I held out my hand and the officer took it.

“Bill Travis,” I said. “This is my wife, Julie.”

“Meetcha. Ma’am,” he said, shook hands with Julie and ducked his head a tick, a tip-of-the-hat gesture without tipping anything.

“The Ghost Killer,” Julie said.

The officer stared at her, raised an eyebrow.

I took her hand, squeezed it hard.

“Uh, honey. That’s a little dramatic.”

The lawman whistled. “Where did you two escape from?”

“Okay, that didn’t work so well,” Julie said to me. “You’re turn.”

“It’s late, officer. First, can you suggest a good hotel for a couple of tourists who are missing a clue? Second, I noticed that GPS reception isn’t so great down here, so do you know where we can find Clem Street? Or a map?”

The officer leaned back against his cruiser and crossed his arms and regarded the two of us. He brought a hand up and rubbed his jaw.

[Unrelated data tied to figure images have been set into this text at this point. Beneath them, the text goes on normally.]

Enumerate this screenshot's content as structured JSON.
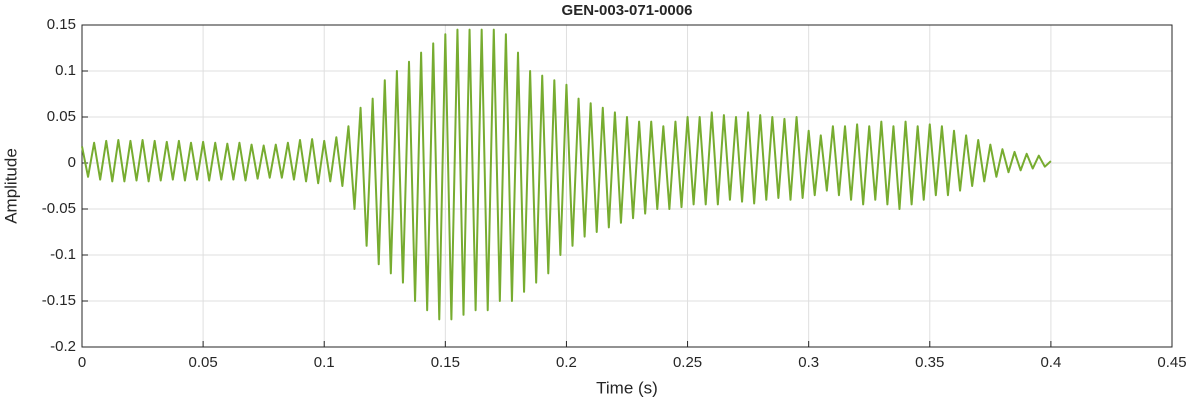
{
  "chart_data": {
    "type": "line",
    "title": "GEN-003-071-0006",
    "xlabel": "Time (s)",
    "ylabel": "Amplitude",
    "color": "#77ac30",
    "grid": true,
    "xlim": [
      0,
      0.45
    ],
    "xticks": [
      0,
      0.05,
      0.1,
      0.15,
      0.2,
      0.25,
      0.3,
      0.35,
      0.4,
      0.45
    ],
    "ylim": [
      -0.2,
      0.15
    ],
    "yticks": [
      -0.2,
      -0.15,
      -0.1,
      -0.05,
      0,
      0.05,
      0.1,
      0.15
    ],
    "x": [
      0,
      0.0025,
      0.005,
      0.0075,
      0.01,
      0.0125,
      0.015,
      0.0175,
      0.02,
      0.0225,
      0.025,
      0.0275,
      0.03,
      0.0325,
      0.035,
      0.0375,
      0.04,
      0.0425,
      0.045,
      0.0475,
      0.05,
      0.0525,
      0.055,
      0.0575,
      0.06,
      0.0625,
      0.065,
      0.0675,
      0.07,
      0.0725,
      0.075,
      0.0775,
      0.08,
      0.0825,
      0.085,
      0.0875,
      0.09,
      0.0925,
      0.095,
      0.0975,
      0.1,
      0.1025,
      0.105,
      0.1075,
      0.11,
      0.1125,
      0.115,
      0.1175,
      0.12,
      0.1225,
      0.125,
      0.1275,
      0.13,
      0.1325,
      0.135,
      0.1375,
      0.14,
      0.1425,
      0.145,
      0.1475,
      0.15,
      0.1525,
      0.155,
      0.1575,
      0.16,
      0.1625,
      0.165,
      0.1675,
      0.17,
      0.1725,
      0.175,
      0.1775,
      0.18,
      0.1825,
      0.185,
      0.1875,
      0.19,
      0.1925,
      0.195,
      0.1975,
      0.2,
      0.2025,
      0.205,
      0.2075,
      0.21,
      0.2125,
      0.215,
      0.2175,
      0.22,
      0.2225,
      0.225,
      0.2275,
      0.23,
      0.2325,
      0.235,
      0.2375,
      0.24,
      0.2425,
      0.245,
      0.2475,
      0.25,
      0.2525,
      0.255,
      0.2575,
      0.26,
      0.2625,
      0.265,
      0.2675,
      0.27,
      0.2725,
      0.275,
      0.2775,
      0.28,
      0.2825,
      0.285,
      0.2875,
      0.29,
      0.2925,
      0.295,
      0.2975,
      0.3,
      0.3025,
      0.305,
      0.3075,
      0.31,
      0.3125,
      0.315,
      0.3175,
      0.32,
      0.3225,
      0.325,
      0.3275,
      0.33,
      0.3325,
      0.335,
      0.3375,
      0.34,
      0.3425,
      0.345,
      0.3475,
      0.35,
      0.3525,
      0.355,
      0.3575,
      0.36,
      0.3625,
      0.365,
      0.3675,
      0.37,
      0.3725,
      0.375,
      0.3775,
      0.38,
      0.3825,
      0.385,
      0.3875,
      0.39,
      0.3925,
      0.395,
      0.3975,
      0.4
    ],
    "values": [
      0.018,
      -0.015,
      0.022,
      -0.018,
      0.024,
      -0.02,
      0.025,
      -0.02,
      0.024,
      -0.019,
      0.025,
      -0.02,
      0.024,
      -0.019,
      0.023,
      -0.018,
      0.024,
      -0.019,
      0.022,
      -0.018,
      0.023,
      -0.019,
      0.022,
      -0.018,
      0.021,
      -0.018,
      0.022,
      -0.019,
      0.02,
      -0.017,
      0.019,
      -0.016,
      0.02,
      -0.016,
      0.022,
      -0.018,
      0.025,
      -0.02,
      0.026,
      -0.022,
      0.024,
      -0.02,
      0.028,
      -0.025,
      0.04,
      -0.05,
      0.06,
      -0.09,
      0.07,
      -0.11,
      0.09,
      -0.12,
      0.1,
      -0.13,
      0.11,
      -0.15,
      0.12,
      -0.16,
      0.13,
      -0.17,
      0.14,
      -0.17,
      0.145,
      -0.165,
      0.145,
      -0.16,
      0.145,
      -0.16,
      0.145,
      -0.15,
      0.14,
      -0.15,
      0.12,
      -0.14,
      0.1,
      -0.13,
      0.095,
      -0.12,
      0.09,
      -0.1,
      0.085,
      -0.09,
      0.07,
      -0.08,
      0.065,
      -0.075,
      0.06,
      -0.07,
      0.055,
      -0.065,
      0.05,
      -0.06,
      0.045,
      -0.055,
      0.045,
      -0.05,
      0.04,
      -0.05,
      0.045,
      -0.048,
      0.05,
      -0.045,
      0.05,
      -0.045,
      0.055,
      -0.045,
      0.052,
      -0.04,
      0.05,
      -0.042,
      0.055,
      -0.044,
      0.052,
      -0.04,
      0.05,
      -0.038,
      0.048,
      -0.04,
      0.05,
      -0.038,
      0.035,
      -0.035,
      0.03,
      -0.03,
      0.04,
      -0.035,
      0.04,
      -0.04,
      0.042,
      -0.045,
      0.04,
      -0.04,
      0.045,
      -0.045,
      0.04,
      -0.05,
      0.045,
      -0.045,
      0.04,
      -0.04,
      0.042,
      -0.035,
      0.04,
      -0.035,
      0.035,
      -0.03,
      0.03,
      -0.025,
      0.025,
      -0.02,
      0.02,
      -0.015,
      0.015,
      -0.01,
      0.012,
      -0.008,
      0.01,
      -0.006,
      0.008,
      -0.004,
      0.002
    ]
  }
}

We waited. The appraisal took thirty long seconds of silence. I listened for the cicadas, the crickets, the bullfrogs, the hum of the lamp over our heads—anything, for that matter—but I could hear nothing. Then the moment was cut short by a shriek. Julie moved hard against me and clutched for me. The shriek died out into nothing and the silence came back at us in waves. The shriek had either been a few hundred yards away on the edge of town, or a mile, there was no way of knowing. I did know, however, that sounds have a way of carrying for long distances in the night.

“That,” the lawman said, “is the Ghost Killer.”

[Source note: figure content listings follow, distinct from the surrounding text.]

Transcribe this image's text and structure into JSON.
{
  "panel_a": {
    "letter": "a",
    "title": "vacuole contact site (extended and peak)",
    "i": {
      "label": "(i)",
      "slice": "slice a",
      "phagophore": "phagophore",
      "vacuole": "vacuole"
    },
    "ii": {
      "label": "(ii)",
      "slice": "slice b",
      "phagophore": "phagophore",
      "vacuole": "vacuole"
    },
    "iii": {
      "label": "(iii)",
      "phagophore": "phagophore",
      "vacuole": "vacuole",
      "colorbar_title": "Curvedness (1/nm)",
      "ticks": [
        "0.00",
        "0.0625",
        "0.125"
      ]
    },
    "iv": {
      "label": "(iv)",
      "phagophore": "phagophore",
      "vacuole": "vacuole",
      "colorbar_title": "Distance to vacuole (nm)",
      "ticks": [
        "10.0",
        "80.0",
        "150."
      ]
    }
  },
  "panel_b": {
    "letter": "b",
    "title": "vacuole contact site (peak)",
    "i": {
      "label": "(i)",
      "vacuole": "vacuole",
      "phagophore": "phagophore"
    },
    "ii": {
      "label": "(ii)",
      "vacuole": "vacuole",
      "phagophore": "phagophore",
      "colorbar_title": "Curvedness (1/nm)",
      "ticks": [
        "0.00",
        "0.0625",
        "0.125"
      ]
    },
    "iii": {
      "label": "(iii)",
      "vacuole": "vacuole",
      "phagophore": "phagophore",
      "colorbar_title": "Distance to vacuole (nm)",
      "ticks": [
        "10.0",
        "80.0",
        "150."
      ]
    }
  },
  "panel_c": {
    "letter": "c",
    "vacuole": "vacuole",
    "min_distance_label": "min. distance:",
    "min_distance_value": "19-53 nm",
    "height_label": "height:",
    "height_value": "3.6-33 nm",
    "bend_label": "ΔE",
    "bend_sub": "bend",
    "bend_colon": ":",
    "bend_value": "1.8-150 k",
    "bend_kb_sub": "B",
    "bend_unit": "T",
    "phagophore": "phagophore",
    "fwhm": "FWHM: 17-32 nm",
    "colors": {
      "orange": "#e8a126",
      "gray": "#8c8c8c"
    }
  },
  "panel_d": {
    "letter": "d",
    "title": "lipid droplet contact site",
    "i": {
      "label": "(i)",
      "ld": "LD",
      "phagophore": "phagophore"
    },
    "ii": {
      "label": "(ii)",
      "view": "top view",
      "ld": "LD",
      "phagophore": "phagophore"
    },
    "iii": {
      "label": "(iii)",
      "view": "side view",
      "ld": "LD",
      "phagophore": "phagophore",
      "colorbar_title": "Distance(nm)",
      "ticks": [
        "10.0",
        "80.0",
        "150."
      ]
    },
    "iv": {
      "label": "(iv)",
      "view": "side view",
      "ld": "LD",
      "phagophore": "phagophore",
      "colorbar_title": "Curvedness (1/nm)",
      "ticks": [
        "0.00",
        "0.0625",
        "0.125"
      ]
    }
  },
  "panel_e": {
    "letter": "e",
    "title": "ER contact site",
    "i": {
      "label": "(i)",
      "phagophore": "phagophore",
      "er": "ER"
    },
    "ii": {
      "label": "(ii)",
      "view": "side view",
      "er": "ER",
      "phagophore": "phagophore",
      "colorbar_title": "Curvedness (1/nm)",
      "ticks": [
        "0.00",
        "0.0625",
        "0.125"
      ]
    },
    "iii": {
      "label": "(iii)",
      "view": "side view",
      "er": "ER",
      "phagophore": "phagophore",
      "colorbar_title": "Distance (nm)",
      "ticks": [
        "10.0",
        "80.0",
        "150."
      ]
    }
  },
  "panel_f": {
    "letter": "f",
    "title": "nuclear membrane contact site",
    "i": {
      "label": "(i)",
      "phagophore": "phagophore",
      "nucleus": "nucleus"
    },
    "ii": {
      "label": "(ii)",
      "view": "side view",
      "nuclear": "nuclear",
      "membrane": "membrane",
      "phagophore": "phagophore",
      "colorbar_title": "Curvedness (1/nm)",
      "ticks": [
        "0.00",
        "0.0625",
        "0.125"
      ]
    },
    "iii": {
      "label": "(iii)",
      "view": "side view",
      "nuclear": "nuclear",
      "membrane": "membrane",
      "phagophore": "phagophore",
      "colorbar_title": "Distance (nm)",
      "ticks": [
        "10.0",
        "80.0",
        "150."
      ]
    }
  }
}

“Uh huh,” I said. “What did you say your name was, deputy?”

“I’m not the deputy. I’m the Sheriff. Sheriff Hamp Renard.”

“Sheriff Renard, what happened to Purcell Lee?”

“He went and got himself dead. The body is at Jones & Crum Mortuary. I don’t think you and Missus would care to see it, though.”

“Is it…a mummy?” Julie asked. I suppose my brow wrinkled in disbelief. I turned to look at her and saw her eyes were wide, waiting for Sheriff Renard’s response. She was like any given Girl Scout at a campfire during the telling of the scary stories.

“Purcell Lee’s body is…not right,” Sheriff Renard said.